The Martha’s Vineyard Center for Living (CFL) opened its new facility on Breakdown Lane in Tisbury on Jan. 22 after an extensive remodeling project. The program provides daytime care and activities to seniors with memory challenges.
Fees for these services are fairly inexpensive — $40 per day and $30 per half-day, according to executive director Leslie Clapp. Low-income seniors who qualify may be able to have their costs paid through Elder Services of Cape Cod and the Islands, Ms. Clapp said.
Among the amenities of the new facility is a spacious main activity room with a kitchen connected with a pass-through window. The room hosts a popular program called Memory Cafe on Thursdays from 10 am to noon. Memory Cafe features music and sing-alongs, Clapp said. And once a month the Martha’s Vineyard Museum conducts interactive lectures at the Memory Cafe that feature artifacts and photography. Other amenities of the new building are a Sonos wireless sound system installed by Island musician Phil daRosa, a restroom with a tiled handicap shower, and a fenced-in patio with a pergola.
CFL moved out of its office in the Edgartown senior center about a month ago, Clapp said. They have ceded their space to the senior center, and its operations there have ceased. CFL programs are still operational at the Tisbury Senior Center, but will transfer to the new facility by Feb. 20, she said. Most seniors are making their way to the new facility via the Vineyard Transportation Authority (VTA), Clapp said, as part of an conveyance agreement between CFL and VTA. The remainder are dropped off by their families.
Clapp said she expects to hold a grand opening in March. She expressed a lot of gratitude to general contractor Mark Nicotera, who through his company, Trademark Services, completed the remodeling work by the target month of October 2017. He also was able to bang out the outdoor patio — an add-on — by that date as well, she said. She also praised the work of Somerville architect Marc Maxwell, who specializes in facilities for the memory-impaired, for his design work. Earlier estimates of the renovation place it at about $350,000. However, it is now believed to be a larger figure. Clapp said she did not have the figures on hand when she spoke with The Times. Dukes County manager Martina Thornton said on Monday that no county money was used to fund the renovation.

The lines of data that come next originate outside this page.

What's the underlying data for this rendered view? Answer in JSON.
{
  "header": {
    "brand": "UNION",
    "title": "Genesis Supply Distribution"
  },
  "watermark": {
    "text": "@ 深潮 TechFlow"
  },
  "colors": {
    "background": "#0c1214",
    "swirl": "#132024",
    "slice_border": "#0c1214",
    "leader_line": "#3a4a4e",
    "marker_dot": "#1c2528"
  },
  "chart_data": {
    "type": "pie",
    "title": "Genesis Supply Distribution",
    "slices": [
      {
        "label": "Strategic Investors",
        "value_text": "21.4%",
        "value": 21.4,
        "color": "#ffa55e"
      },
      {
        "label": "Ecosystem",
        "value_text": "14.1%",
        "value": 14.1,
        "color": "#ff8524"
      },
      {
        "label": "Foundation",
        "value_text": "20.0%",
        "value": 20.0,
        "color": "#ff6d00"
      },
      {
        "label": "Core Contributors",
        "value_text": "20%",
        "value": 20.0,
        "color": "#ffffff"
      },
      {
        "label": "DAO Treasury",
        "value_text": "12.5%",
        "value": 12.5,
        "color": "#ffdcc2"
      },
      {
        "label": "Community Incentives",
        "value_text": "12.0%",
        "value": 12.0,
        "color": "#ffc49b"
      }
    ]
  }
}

The new digs had once been a flagship project of the Vineyard Nursing Association (VNA) before it foundered in 2014. After an attempt to sell the building fell through, the VNA was forced into a structured foreclosure of the property with the Edgartown National Bank. In 2016, Dukes County bought the building from the bank for $1.4 million. Closing costs raised that figure by another $200,000, to $1.6 million. The county then leased the ground floor of the building to CFL. The generous lease terms charge no rent per se, but stipulate that CFL cover maintenance and operational costs for the building. The second-floor loft of the building has been on offer for over a year, but the county has yet to secure a tenant. Last month during a commissioners meeting, Thornton broached the idea of soliciting real estate agents to help find a tenant.